After digitalising the ledger, banks found a way to verify the identity of customers in a digital domain. Banks started to find more ways to better serve their customers. In the 1980s, after phone companies digitised phone systems by replacing rotary phones with touchtone phones, banks adapted the call centre to service their customers over the phone 24/7.

In the 1990s, the World Wide Web boomed. Connecting computers around the globe prompted banks to invent online banking, and by the 2000s, the boom of smartphones has ushered in mobile banking.

All of those technologies exist in a map of service where the branch is central to the customer, where layers are built after it to serve customers at their convenience.

That is changing, however.

This was the status quo, until the GCC’s youth population began to explode. In some countries in this region, young people account for as much as 70 percent of the population.

Whether we call them youths, millennials, or digital natives, in certain respects, their lives are very different from previous generations’. Their banking needs are so different, and they expect their bank to be more than just a custodian of their money. Asking them to visit a bank branch to start their banking journey is verging on being a foreign concept. As their lives exist mainly in the digital world, they have a diminishing need for the physical world.

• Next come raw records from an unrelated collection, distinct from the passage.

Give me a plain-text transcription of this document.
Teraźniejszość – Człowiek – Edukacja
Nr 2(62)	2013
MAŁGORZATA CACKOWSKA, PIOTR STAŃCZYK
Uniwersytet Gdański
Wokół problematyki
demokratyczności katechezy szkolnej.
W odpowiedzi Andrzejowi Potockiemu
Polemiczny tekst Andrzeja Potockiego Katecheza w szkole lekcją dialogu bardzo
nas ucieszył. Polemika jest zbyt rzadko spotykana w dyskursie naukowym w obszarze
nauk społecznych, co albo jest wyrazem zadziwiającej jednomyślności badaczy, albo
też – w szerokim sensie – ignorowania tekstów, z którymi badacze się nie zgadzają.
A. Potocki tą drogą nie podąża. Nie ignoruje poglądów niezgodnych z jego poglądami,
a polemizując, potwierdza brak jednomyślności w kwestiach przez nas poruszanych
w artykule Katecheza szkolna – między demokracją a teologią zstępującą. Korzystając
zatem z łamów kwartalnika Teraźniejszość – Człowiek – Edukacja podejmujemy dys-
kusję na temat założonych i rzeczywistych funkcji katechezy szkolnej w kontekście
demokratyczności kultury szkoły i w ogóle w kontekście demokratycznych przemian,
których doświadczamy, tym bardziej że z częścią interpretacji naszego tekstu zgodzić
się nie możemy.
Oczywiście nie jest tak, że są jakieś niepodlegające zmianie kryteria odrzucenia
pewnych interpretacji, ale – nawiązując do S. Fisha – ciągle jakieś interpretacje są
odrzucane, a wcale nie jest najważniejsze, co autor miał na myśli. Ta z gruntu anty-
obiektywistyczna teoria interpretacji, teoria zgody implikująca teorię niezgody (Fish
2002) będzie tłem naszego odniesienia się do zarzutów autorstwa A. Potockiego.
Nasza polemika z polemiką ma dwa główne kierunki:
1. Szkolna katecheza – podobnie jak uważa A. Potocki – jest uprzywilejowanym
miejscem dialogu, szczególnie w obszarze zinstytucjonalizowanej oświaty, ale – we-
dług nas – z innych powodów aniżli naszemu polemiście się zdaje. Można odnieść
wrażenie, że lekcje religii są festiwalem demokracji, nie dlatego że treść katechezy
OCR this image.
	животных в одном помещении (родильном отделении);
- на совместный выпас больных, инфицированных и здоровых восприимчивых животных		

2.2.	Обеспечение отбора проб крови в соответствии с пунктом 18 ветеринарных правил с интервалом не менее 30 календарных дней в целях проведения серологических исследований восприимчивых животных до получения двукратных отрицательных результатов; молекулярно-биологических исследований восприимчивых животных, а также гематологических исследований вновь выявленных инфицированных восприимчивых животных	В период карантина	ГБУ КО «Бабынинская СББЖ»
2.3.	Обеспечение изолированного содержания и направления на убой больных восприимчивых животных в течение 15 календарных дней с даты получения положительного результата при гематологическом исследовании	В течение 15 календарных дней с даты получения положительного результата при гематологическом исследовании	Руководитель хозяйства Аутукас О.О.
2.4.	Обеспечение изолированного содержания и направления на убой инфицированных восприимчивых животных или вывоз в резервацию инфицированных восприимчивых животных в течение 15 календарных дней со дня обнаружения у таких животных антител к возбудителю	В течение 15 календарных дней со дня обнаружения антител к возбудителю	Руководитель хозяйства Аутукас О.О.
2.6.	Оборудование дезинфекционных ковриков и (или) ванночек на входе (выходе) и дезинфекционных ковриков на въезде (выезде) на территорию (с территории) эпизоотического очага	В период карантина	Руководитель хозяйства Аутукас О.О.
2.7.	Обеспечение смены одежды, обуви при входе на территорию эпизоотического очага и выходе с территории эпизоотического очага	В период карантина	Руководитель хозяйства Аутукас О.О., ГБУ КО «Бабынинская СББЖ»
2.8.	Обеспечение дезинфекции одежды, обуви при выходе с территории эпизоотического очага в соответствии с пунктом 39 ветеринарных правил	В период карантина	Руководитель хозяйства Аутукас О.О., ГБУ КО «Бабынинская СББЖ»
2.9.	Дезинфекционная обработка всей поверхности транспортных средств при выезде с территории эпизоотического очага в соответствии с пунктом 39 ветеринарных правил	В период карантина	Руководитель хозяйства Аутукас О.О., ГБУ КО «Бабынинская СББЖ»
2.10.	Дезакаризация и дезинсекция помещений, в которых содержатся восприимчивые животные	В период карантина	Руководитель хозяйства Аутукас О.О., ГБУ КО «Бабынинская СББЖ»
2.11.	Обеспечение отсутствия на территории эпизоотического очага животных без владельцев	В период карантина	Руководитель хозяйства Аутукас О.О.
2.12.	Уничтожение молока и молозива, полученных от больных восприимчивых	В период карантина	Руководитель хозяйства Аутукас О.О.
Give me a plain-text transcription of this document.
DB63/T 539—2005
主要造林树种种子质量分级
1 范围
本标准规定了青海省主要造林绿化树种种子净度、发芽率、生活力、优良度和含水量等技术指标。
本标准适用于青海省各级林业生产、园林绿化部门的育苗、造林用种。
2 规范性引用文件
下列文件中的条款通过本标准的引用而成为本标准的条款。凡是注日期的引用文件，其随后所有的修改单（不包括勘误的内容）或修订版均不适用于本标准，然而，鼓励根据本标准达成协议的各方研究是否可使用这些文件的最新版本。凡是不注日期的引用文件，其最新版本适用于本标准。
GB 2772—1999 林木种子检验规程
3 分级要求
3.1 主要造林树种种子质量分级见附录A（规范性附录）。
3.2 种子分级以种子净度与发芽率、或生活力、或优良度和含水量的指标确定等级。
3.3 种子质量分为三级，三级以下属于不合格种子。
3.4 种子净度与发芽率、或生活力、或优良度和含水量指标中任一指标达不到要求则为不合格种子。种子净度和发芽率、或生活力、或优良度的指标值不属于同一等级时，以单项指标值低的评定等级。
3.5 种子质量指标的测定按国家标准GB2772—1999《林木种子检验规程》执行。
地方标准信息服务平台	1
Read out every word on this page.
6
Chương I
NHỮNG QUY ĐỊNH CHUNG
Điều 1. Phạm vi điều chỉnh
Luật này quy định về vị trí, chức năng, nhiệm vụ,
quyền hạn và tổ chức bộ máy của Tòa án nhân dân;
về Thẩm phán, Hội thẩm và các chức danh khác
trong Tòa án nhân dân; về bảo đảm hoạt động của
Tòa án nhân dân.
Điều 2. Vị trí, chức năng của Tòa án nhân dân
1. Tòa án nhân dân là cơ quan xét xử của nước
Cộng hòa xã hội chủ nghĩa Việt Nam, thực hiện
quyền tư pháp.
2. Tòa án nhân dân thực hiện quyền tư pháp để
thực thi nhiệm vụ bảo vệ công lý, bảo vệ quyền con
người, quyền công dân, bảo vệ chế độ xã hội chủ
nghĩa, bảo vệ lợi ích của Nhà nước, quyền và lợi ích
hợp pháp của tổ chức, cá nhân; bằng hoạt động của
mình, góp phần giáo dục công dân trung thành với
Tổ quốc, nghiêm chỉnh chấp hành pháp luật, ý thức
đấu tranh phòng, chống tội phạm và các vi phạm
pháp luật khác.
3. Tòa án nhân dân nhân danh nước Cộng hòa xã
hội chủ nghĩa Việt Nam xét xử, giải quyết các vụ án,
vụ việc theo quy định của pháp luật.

So, how do they live? When it comes to entertainment, they have at their disposal every movie on record, which can be viewed whenever and wherever they want. In some cases, they value their digital friends more than their physical friends; in restaurants and malls across this region, young people are occupied by their smartphone.

For their shopping needs, they go online, where they have access to every brand, whose products can be dropped to their door steps in under a week.

The list goes on. If they are hungry, instead of rustling something up in the kitchen, they open a food delivery app and can order any cuisine delivered to their door in 30 minutes.

The way they live and interact is so different from any generation before them. They – and their smart devices – are central, where all their needs are catered for in the virtual world, with fewer needs in the physical world.

Banks have recognised the needs of the digital native, and are shifting from delivering ‘customer service’ to being ‘customer-centric’.  A customer-centric approach can be achieved by having the customer at the centre of their operations, and then making the most of what is closest to the customer – mobile banking. If that doesn’t serve the customer, they can the contact a call centre.

Some banks have invested in virtual call centres and branches, which are located in malls and high traffic locations. They redesign the branches to make them look and feel like coffee shops and lounges, and have tasked them with being advisory organs.

As banks across the GCC started to implement the customer-centric model, they found themselves chained to branches, as they didn’t have the technology or the means to verify the identity of the digital native customer. Digital natives cannot comprehend why they have to go to the branch to fulfill their banking needs, when they should be able to get anything they want in their virtual domain.

However, there is light at the end of the tunnel. Each country in the GCC relies on national identity cards. In each card there is a chip that has all the person’s information in a digital format. What’s more, there is a digital signature in the chip that can be used to verify the identity of the card holder in the digital domain. All of the GCC governments have passed laws to govern the use of the digital signature, where they gave the digital signature the same weight as written signature in the eyes of the law.

So now, banks have the last piece of the jigsaw to build a full digital bank for the digital native, where digital natives can have their banking needs satisfied as easily as shopping online, or ordering food.